Misconception #1: Your Business Is Hidden
The idea that blockchain technology hides your business is one of the biggest things people get wrong about blockchains. This idea is often mistakenly attributed to the belief that cryptocurrencies are used by organized crime to launder money. This idea has been continuously promoted by the mainstream media, particularly regarding the stories about The Silk Road market and its use of Bitcoin as a form of payment.
The reality is that this couldn’t be further from the truth. This is especially true with an open source public blockchain like Bitcoin where every transaction is recorded and searchable through block explorers. Blockchains are designed as distributed ledgers, meaning that whoever manages a node has a complete copy of the entire blockchain.

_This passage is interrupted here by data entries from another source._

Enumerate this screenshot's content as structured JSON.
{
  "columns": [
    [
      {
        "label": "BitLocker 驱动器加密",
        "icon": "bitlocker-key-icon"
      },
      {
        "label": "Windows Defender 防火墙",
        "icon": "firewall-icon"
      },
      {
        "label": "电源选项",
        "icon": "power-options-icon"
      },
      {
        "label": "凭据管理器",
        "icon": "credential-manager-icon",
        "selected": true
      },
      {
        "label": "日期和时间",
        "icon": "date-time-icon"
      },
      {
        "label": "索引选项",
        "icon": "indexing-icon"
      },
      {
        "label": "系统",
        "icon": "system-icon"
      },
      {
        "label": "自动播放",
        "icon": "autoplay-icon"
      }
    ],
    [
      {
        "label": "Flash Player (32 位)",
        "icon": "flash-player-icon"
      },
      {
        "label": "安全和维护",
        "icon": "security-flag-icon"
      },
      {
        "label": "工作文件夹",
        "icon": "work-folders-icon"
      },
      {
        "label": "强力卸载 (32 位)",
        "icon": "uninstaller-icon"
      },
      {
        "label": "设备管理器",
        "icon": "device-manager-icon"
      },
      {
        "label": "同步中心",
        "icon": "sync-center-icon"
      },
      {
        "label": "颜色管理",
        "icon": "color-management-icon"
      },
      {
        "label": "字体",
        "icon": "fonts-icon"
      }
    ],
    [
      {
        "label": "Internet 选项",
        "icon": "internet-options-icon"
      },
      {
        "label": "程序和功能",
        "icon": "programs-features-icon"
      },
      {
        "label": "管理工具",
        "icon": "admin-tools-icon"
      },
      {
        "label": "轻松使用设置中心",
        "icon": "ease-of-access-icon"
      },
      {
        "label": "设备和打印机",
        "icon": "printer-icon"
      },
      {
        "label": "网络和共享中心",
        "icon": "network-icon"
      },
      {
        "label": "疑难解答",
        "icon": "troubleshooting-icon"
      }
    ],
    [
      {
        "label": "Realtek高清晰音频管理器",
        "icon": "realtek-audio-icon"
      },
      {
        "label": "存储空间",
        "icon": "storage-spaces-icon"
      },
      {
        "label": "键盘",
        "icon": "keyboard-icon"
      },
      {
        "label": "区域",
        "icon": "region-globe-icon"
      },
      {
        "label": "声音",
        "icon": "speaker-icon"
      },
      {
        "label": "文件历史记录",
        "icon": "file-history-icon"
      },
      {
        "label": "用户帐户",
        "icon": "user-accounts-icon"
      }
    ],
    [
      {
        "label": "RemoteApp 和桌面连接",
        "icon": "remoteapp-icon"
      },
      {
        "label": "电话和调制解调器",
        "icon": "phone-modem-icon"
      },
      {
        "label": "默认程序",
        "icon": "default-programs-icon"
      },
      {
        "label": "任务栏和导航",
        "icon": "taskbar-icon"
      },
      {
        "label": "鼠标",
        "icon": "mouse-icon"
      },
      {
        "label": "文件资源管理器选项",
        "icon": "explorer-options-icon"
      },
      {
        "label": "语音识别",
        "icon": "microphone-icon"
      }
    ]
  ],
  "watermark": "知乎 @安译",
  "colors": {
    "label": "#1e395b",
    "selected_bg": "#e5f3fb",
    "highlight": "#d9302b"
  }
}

This distribution of the blockchain and the hash function within it creates an almost immutable form of data collection. Once a transaction has been recorded on the blockchain, it is permanent and immutable. The concept of immutable data is key to why blockchains are such a disruptive force.
However, as more adoption occurs and more transactions are recorded on blockchain, the opportunity to leverage this information also arises. AI forensic projects like Chainalysis are already tracking and monetizing transaction history on blockchain. This becomes problematic because it allows the ability to identify and potentially expose the private identity of a public address. This is particularly concerning when it comes to financial transactions and raises the question of an individual’s right to financial privacy. Imagine that you have all your financial transactions transmitted to the world. In addition, identifying and transmitting the amount of cryptocurrencies that someone owns or who owns the most valuable NFTs can make owners an unwanted target.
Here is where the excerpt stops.